Invoices generated in Plunet have to be manually recreated or exported and imported into FreeAgent. VectorLingo was built for the UK market from the start. FreeAgent sync is a first-class feature, connected via OAuth. When an invoice is raised, it moves to FreeAgent. The contact, the line items, the amounts — no retyping.
The communication gap
“Aside from one comments box when marking delivery, there doesn’t seem to be any other areas for comment threads or communication — thus that would need to happen outside of Plunet.”
Plunet does not have in-app messaging or comment threading. In practice, the communication layer for a project — translator questions, client feedback, revision requests — lives somewhere else. Usually email. Sometimes a team chat platform. When a project manager leaves and someone else picks up the file, the history they need is not in one place.
Plunet is the right tool if…
You are running a medium-to-large LSP — fifteen or more staff — with established, complex workflows that you need to configure precisely rather than adopt from a default template. You have a dedicated operations person who can own the implementation and ongoing administration. You need self-hosted deployment for data residency reasons, or you are already deeply integrated with Trados Studio at the enterprise tier. You primarily use DATEV, QuickBooks, or Sage for accounting. You have the budget and runway for a six-month implementation. In those circumstances, Plunet’s maturity and depth are genuine advantages.

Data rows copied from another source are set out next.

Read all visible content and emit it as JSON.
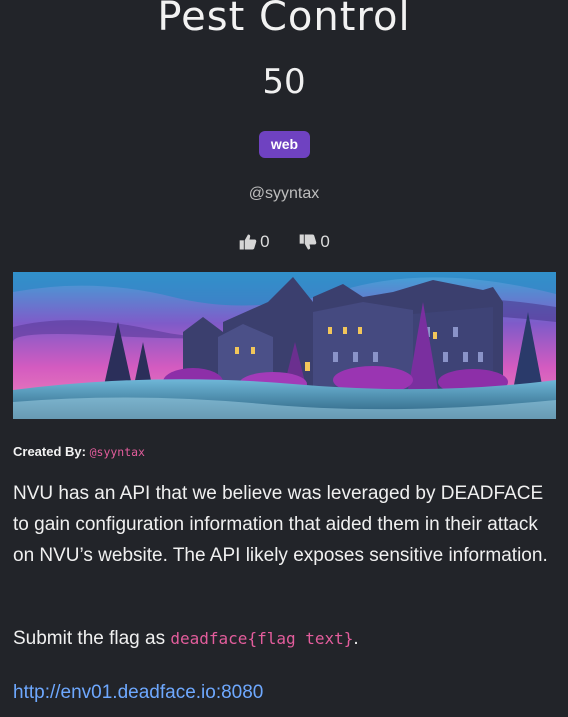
{
  "challenge": {
    "title": "Pest Control",
    "points": "50",
    "category": "web",
    "author_handle": "@syyntax",
    "likes": "0",
    "dislikes": "0"
  },
  "details": {
    "created_by_label": "Created By:",
    "created_by_handle": "@syyntax",
    "description": "NVU has an API that we believe was leveraged by DEADFACE to gain configuration information that aided them in their attack on NVU’s website. The API likely exposes sensitive information.",
    "submit_prefix": "Submit the flag as ",
    "flag_format": "deadface{flag text}",
    "submit_suffix": ".",
    "link": "http://env01.deadface.io:8080"
  },
  "icons": {
    "like": "thumbs-up-icon",
    "dislike": "thumbs-down-icon"
  },
  "colors": {
    "background": "#222429",
    "badge": "#6f42c1",
    "code": "#e35d9c",
    "link": "#6ea8fe"
  }
}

VectorLingo is the right tool if…
You are running a UK translation agency with one to ten people and you are spending too much of your week on work that should be automated. You use Phrase TMS as your CAT platform. You run your finances through FreeAgent. You want to see your pricing clearly before you sign up. You need to be operational quickly.
VectorLingo starts at £15/month for freelancers and £49/user/month for agencies. There is a 30-day free trial. No credit card required at signup. The FreeAgent integration is included. The Phrase TMS integration is included. The per-language workflow tracking across nine step types is included.
There is no AutomationManager — because the automation is not an add-on.